Data roundtripping

Overview

Teaching: 15 min
Exercises: 5 min
Questions
  • How do I move data into the cloud?

  • How do I get my analysis results back to my computer?

Objectives
  • Transfer data into a cloud session

  • Transfer data out of a cloud session

Moving data is simple

(but not always easy!)

Now that you’re on the cloud, you’ll need data. There are two main places you can get data from: your local machine, or other machines in the cloud, like NCBI.

How you get your data depends on where the data is right now.

Getting data from the cloud

There are two programs that will download data from a remote server to your local (or remote) machine: wget and curl. They were designed to do slightly different tasks by default, so you’ll need to give the programs somewhat different options to get the same behaviour, but they are mostly interchangeable.

Which one you need to use mostly depends on your operating system, as most computers will only have one or the other installed by default.

Let’s say you want to download some data from Ensembl. We’re going to download a very small tab-delimited file that just tells us what data is available on the Ensembl bacteria server. Before we can start our download, we need to know whether we’re using curl or wget.

To see which program you have type:

$ which curl
$ which wget

which is a BASH program that looks through everything you have installed, and tells you what folder it is installed to. If it can’t find the program you asked for, it returns nothing, i.e. gives you no results.
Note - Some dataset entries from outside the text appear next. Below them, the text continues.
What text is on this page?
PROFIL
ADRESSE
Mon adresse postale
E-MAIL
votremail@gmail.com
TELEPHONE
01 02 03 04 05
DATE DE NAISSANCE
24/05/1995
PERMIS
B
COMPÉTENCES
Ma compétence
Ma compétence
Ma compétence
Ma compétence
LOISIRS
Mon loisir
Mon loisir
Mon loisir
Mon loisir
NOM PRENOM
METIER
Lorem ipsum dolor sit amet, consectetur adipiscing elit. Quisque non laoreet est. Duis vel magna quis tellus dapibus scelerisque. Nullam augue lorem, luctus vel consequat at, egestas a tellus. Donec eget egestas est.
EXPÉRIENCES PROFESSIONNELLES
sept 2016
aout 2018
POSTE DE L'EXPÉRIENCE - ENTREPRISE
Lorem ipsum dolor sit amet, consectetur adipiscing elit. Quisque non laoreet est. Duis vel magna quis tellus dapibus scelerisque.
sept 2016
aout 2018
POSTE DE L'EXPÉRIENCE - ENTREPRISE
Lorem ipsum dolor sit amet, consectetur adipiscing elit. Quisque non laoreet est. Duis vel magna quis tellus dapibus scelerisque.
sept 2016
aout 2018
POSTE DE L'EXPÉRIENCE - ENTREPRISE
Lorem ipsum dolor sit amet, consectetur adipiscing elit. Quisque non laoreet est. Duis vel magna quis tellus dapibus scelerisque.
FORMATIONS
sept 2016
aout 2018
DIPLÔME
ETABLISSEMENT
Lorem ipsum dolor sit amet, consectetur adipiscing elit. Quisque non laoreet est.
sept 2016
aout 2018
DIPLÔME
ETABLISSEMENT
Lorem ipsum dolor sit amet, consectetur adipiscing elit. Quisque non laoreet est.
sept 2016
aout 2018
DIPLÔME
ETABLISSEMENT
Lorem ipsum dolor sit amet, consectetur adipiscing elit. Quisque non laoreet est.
On Mac OSX, you’ll likely get the following output:

$ which curl
/usr/bin/curl
$ which wget
$

This output means that you have curl installed, but not wget.

Once you know whether you have curl or wget use one of the following commands to download the file:

$ cd
$ wget ftp://ftp.ensemblgenomes.org/pub/release-37/bacteria/species_EnsemblBacteria.txt

or

$ cd
$ curl -O ftp://ftp.ensemblgenomes.org/pub/release-37/bacteria/species_EnsemblBacteria.txt

Since we wanted to download the file rather than just view it, we used wget without any modifiers. With curl however, we had to use the -O flag, which simultaneously tells curl to download the page instead of showing it to us and specifies that it should save the file using the same name it had on the server: species_EnsemblBacteria.txt

It’s important to note that both curl and wget download to the computer that the command line belongs to. So, if you are logged into AWS on the command line and execute the curl command above in the AWS terminal, the file will be downloaded to your AWS machine, not your local one.

Moving files between your laptop and your instance

What if the data you need is on your local computer, but you need to get it into the cloud? There are also several ways to do this, but it’s always easier to start the transfer locally. This means if you’re using a transfer program, it needs to be installed on your local machine, not on your instance. If you’re typing into a terminal, the terminal should not be logged into your instance, it should be showing your local computer.

These directions are platform specific so please follow the instructions for your system:

Please select the platform you wish to use for the exercises:

Uploading Data to your Virtual Machine

If you’re using a PC, we recommend you use the PSCP program. This program is from the same suite of tools as the putty program we have been using to connect.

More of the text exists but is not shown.